Is it useful to see the West Tofts axe as sculpture? What about the earlier group of flint axes excavated in Boxgrove, outside Chichester in West Sussex, in the 1980s and 1990s? The evidence discovered on the Pleistocene site includes the bones of fish, birds, reptiles, amphibians and mammals, among them creatures – bear, hyena, rhinoceros, elephant – no longer indigenous and sometimes extinct. All these remains tell a story, but the most vivid centres on a group of hominin hunters who brought down and butchered a horse using axes knapped and then abandoned on site. Millennia later, the discards remained undisturbed, yielding an enormous amount of information on their making and use. We can be certain they were used against animals grazing and hunting on site. In the aftermath, not only bare bones but also axes and flakes were abandoned where they fell. Perhaps the hunters, now laden with fresh meat, needed to lighten their load.

It’s worth asking why a set of Boxgrove axes (ten in total) is included in a show that concerns the earliest origins of sculpture.
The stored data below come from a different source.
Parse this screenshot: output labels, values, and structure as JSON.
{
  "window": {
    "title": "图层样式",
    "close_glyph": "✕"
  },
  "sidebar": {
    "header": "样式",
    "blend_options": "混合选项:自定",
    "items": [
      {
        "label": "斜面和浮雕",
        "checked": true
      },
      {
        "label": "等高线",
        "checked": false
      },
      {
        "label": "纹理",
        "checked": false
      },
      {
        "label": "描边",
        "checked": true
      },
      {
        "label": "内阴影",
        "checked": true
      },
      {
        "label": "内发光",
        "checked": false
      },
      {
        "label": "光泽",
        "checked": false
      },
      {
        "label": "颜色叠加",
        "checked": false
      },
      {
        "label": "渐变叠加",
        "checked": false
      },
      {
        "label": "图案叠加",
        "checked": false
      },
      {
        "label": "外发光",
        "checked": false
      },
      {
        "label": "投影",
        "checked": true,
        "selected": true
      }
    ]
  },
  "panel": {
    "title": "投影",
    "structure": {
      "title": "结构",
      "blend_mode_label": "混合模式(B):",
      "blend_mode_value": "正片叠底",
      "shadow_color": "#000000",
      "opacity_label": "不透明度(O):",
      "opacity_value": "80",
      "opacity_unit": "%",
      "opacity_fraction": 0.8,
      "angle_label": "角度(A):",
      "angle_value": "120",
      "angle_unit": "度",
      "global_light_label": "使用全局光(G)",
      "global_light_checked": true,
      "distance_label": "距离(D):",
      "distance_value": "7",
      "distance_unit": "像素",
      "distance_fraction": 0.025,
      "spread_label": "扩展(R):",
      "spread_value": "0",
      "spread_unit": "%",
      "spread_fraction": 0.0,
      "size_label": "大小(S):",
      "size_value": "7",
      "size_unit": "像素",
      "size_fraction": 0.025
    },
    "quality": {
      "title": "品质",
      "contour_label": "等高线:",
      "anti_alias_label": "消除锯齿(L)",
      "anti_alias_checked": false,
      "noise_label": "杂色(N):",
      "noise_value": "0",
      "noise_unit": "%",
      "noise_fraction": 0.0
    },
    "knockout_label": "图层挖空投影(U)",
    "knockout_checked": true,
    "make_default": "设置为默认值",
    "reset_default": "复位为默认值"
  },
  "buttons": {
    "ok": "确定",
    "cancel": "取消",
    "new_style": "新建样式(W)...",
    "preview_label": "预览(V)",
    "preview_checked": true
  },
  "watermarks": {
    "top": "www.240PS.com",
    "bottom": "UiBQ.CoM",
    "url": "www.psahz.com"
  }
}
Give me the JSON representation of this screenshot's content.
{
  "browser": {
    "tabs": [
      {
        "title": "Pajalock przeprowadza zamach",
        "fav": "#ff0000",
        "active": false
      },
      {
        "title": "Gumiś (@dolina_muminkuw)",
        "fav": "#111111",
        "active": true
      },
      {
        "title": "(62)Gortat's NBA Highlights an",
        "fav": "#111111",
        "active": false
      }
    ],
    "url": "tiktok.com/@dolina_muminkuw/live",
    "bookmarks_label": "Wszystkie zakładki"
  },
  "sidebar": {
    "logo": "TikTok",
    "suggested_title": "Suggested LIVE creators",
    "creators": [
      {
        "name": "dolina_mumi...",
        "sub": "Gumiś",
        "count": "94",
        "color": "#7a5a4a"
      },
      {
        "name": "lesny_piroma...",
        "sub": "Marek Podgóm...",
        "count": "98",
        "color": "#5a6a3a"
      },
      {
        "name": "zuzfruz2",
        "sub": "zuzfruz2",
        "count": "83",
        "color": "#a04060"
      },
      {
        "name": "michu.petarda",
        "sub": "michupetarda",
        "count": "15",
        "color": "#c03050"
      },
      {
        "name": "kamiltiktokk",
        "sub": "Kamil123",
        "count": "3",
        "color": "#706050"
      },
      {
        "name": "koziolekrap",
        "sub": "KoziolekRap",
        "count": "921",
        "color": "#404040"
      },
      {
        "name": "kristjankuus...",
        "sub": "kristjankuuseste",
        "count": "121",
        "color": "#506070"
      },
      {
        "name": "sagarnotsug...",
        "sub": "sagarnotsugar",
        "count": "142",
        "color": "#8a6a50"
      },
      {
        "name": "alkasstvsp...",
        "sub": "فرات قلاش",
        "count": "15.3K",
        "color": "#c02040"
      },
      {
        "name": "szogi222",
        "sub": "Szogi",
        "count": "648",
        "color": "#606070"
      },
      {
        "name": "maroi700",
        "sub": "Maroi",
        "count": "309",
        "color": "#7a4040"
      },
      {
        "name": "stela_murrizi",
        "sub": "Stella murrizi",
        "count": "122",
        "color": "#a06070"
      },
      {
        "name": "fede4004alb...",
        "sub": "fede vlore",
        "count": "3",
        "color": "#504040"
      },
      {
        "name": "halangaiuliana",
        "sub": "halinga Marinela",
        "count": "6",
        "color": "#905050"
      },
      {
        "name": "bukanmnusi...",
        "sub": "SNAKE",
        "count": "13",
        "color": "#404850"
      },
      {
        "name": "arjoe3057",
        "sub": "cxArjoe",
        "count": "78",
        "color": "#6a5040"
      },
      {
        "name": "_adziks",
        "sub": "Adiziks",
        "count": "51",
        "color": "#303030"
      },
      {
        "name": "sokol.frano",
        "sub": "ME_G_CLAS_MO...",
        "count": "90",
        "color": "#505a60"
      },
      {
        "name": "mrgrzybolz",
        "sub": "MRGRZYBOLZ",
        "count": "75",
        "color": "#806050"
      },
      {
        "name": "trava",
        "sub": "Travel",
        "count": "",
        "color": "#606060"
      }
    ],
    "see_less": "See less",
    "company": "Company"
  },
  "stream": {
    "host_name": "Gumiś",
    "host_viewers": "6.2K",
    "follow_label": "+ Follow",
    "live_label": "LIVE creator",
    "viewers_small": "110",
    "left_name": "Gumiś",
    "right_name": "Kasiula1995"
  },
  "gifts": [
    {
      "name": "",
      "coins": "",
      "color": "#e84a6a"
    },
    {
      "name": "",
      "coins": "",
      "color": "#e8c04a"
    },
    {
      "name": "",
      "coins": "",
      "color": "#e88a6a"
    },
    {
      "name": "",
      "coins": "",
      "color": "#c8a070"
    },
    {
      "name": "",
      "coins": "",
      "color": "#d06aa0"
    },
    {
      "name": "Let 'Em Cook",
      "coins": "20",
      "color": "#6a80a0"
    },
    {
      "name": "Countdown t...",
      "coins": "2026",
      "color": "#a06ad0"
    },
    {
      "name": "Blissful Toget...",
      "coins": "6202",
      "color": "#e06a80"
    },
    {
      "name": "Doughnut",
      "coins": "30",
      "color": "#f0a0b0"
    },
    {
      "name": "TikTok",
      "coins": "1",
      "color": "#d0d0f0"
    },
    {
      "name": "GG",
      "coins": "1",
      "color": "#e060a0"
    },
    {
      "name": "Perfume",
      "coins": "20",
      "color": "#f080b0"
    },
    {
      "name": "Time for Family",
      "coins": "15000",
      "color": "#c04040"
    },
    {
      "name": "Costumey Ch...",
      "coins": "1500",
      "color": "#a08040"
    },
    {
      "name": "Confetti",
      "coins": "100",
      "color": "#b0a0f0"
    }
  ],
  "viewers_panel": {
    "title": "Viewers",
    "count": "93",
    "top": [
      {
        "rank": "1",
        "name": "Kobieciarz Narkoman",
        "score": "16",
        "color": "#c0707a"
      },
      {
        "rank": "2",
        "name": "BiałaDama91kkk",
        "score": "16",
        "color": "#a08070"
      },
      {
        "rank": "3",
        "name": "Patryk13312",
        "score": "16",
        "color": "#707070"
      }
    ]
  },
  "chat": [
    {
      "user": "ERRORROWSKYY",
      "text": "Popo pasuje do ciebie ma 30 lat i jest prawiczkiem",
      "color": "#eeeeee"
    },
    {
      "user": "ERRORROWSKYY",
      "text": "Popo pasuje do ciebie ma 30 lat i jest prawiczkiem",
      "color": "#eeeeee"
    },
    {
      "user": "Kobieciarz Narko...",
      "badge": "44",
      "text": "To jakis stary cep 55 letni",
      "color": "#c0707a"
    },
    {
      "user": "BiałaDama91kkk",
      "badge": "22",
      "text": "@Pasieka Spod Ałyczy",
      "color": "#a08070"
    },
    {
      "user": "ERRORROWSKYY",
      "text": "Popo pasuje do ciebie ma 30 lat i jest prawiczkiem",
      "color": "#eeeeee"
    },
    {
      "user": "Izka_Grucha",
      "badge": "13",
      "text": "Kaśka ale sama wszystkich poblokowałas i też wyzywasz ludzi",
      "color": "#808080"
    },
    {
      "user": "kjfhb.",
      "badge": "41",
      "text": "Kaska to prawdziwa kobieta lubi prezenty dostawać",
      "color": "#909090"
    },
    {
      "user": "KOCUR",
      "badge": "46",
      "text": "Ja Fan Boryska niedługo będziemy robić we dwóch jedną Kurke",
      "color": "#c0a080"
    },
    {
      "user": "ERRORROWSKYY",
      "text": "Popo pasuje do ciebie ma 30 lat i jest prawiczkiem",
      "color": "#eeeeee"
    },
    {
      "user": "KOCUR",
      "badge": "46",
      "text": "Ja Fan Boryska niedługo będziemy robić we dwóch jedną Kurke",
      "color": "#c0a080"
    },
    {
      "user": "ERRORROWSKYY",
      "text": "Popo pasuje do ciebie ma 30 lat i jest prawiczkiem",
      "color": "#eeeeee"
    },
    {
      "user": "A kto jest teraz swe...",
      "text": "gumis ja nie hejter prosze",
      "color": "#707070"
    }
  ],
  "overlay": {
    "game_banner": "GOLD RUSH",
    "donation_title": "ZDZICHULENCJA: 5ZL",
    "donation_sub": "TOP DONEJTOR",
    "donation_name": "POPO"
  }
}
Their instrumental roots and purposes are manifestly clear. But though not made as ‘sculpture’, they count among the most striking objects the exhibition puts on view. Quickly made on site in the course of a hunt, their shapes and surfaces have an economy, a tension, that seems to go to the essence of the stone. They are the only ones installed in Dallas so as to lie flat, in a circular vitrine. Shown ‘at rest’ – artefacts not art – each still looks uncannily animate, as if it was made to record the stony shadow of a working hand. Perhaps the caves at Altamira, with their famous walls of handprints emerging from brown pigment, are not as far from Sussex as we think.